Hi !
I'm currently working on a custom Neo4j procedure to perform a specialized graph traversal that's not feasible with standard Cypher queries. To optimize performance, I've implemented a multi-threaded solution using ForkJoinPool
. However, this approach has introduced some perplexing bugs that disappear when I remove the multi-threading.
While traversing the graph, i'm retrieving a name
property on some relationships.
The issue is that this implementation raises very strange exceptions:
Property 'name' not found on relationship
Caused by: org.neo4j.exceptions.UnderlyingStorageException: Access to record Node[77753,used=false,created=false,rel=-1,prop=-1,labels=Inline(0x0:[]),light,fixedRefs=false] went out of bounds of the page.

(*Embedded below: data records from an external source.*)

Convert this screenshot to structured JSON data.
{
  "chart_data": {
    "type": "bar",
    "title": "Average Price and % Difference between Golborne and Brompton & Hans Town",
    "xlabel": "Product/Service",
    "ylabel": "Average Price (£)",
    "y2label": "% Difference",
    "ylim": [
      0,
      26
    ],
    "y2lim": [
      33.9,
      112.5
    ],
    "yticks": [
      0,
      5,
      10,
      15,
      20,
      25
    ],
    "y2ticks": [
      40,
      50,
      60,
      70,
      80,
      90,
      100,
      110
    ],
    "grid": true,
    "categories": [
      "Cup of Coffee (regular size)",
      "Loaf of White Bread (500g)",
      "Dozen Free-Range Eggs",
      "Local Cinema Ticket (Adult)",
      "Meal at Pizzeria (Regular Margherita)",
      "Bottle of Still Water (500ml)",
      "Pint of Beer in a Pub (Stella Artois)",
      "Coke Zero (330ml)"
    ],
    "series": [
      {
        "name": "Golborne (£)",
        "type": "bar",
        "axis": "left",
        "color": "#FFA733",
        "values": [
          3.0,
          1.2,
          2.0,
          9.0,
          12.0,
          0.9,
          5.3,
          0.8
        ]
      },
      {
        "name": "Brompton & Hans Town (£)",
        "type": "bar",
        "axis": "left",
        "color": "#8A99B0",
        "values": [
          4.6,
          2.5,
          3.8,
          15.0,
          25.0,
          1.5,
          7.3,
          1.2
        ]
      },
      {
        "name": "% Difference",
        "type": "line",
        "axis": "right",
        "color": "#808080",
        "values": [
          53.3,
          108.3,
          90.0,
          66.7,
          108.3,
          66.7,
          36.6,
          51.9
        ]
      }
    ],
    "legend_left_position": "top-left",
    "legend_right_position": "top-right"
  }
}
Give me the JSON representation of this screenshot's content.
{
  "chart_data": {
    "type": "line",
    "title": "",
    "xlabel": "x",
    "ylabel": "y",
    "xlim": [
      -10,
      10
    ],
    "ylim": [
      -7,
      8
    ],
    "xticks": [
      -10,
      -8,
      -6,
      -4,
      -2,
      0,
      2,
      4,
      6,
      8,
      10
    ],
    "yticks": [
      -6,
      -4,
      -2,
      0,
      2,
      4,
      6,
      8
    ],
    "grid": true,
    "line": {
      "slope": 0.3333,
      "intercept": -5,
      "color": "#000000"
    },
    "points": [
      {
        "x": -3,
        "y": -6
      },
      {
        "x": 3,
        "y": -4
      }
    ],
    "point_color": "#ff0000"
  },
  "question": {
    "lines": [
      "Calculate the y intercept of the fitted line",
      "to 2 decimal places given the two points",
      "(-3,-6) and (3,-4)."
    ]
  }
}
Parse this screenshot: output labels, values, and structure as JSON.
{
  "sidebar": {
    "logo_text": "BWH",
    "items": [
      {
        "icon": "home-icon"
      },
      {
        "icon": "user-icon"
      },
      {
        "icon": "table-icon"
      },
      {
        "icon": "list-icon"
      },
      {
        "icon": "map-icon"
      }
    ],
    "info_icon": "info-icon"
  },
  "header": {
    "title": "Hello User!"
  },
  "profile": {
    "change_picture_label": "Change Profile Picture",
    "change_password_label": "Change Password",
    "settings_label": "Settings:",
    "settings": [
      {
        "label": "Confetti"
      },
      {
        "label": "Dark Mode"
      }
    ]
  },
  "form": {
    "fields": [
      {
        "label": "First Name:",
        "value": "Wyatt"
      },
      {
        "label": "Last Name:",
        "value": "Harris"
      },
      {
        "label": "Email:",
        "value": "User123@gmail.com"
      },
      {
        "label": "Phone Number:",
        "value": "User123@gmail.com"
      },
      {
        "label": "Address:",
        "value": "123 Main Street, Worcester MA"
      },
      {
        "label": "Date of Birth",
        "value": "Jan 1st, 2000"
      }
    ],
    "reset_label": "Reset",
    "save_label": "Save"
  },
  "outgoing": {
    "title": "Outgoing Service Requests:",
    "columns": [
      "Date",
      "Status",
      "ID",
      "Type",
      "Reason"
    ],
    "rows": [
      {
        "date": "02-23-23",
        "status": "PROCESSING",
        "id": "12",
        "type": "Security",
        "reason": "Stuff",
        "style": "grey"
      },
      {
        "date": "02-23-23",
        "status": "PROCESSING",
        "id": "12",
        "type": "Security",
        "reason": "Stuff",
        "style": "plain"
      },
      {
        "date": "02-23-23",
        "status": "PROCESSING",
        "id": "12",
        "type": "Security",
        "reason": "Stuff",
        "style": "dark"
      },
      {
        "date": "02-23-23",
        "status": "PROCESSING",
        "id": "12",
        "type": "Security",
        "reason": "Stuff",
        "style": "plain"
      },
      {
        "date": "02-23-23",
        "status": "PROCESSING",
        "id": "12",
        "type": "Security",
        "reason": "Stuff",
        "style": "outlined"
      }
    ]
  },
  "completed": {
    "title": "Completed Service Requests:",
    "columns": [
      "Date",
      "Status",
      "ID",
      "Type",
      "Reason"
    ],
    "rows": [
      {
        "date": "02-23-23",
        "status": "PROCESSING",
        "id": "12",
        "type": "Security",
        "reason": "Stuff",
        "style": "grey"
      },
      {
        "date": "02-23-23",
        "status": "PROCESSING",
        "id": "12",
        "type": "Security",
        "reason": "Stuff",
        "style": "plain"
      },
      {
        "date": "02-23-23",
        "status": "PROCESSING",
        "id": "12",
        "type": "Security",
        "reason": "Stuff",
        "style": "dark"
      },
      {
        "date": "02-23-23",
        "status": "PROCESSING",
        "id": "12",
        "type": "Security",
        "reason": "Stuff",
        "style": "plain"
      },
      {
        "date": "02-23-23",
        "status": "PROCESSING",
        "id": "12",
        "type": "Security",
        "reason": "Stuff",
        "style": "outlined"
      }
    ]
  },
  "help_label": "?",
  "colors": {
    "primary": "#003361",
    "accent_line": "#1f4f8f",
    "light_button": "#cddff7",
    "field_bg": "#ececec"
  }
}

The record size is 15 bytes, and the access was at offset 3315 bytes into page 142, and the pages have a capacity of 8192 bytes. The mapped store file in question is /data/databases/neo4j/neostore.nodestore.db
Caused by: org.neo4j.graphdb.NotFoundException: No such property, 'hash'.
Example implementation
This is an example of what the implementation looks like:
package example;
import org.neo4j.graphdb.*;
import org.neo4j.procedure.*;
import org.neo4j.logging.Log;
import java.util.*;
import java.util.concurrent.*;
import java.util.stream.Stream;
public class ParallelTraversalProcedure {
@Context
public Transaction tx;
@Context
public Log log;
private static final ForkJoinPool forkJoinPool = new ForkJoinPool();
@Procedure(value = "example.parallelTraversal", mode = Mode.READ)
@Description("Parallel traversal to reproduce property access bug")
public Stream<TraversalResult> parallelTraversal(
@Name("startNodeId") long startNodeId) {
ConcurrentLinkedQueue<TraversalResult> results = new ConcurrentLinkedQueue<>();
Node startNode = tx.getNodeById(startNodeId);
forkJoinPool.invoke(new TraversalTask(startNode, "", results));
return results.stream();
}
private class TraversalTask extends RecursiveAction {
private final Node node;
private final String path;
private final ConcurrentLinkedQueue<TraversalResult> results;
TraversalTask(Node node, String path, ConcurrentLinkedQueue<TraversalResult> results) {
this.node = node;
this.path = path;
this.results = results;
}
@Override
protected void compute() {
List<TraversalTask> subTasks = new ArrayList<>();
for (Relationship r : node.getRelationships(Direction.OUTGOING)) {
try {
String name = (String) r.getProperty("name");
String newPath = path.isEmpty() ? name : path + "/" + name;
Node childNode = r.getEndNode();
results.add(new TraversalResult(newPath, r.getType().name(), name));
// Create subtask if the child node is a Tree
if (childNode.hasLabel(Label.label("Tree"))) {
subTasks.add(new TraversalTask(childNode, newPath, results));
}
} catch (NotFoundException e) {
log.error("Property 'name' not found on relationship. " +
"Start node ID: " + node.getId() +
", End node ID: " + r.getEndNode().getId() +
", Relationship type: " + r.getType().name());
throw e; // Rethrow to stop the procedure
}
}
invokeAll(subTasks);
}
}
public static class TraversalResult {
public String path;
public String relationType;
public String name;
public TraversalResult(String path, String relationType, String name) {
this.path = path;
this.relationType = relationType;
this.name = name;
}
}
}
So at this point, I don't understand how the graph traversal, even if it's multi-threaded and might have concurrency or synchronization issues, can face a situation where a relationship property is just nowhere to be found ?
Property 'name' not found on relationship. Details: Root node ID: 123, Child node ID: 36, Relationship type: HAS_CHILD_TREE, Root node labels: [Tree], Child node labels: [Tree]
I double-checked those relationships:
MATCH (n:Tree)-[r]->(b:Tree)
WHERE ID(n) = 123 AND ID(b) = 36
RETURN count(r.name)
So the name property is there, but Neo4j raises an Exception for some of them during the traversal, due to my parallelized implementation.
Questions
- What could be causing these property access errors in a multi-threaded context, even though the properties clearly exist?
- Are there any best practices or specific APIs I should be using to ensure read safety during parallel graph traversals?
- Could there be any concurrency or synchronization issues that I'm overlooking?
Any insights or suggestions would be greatly appreciated. I'm happy to provide more details or clarifications if needed.
Thanks à lot !
- Neo4j 5.23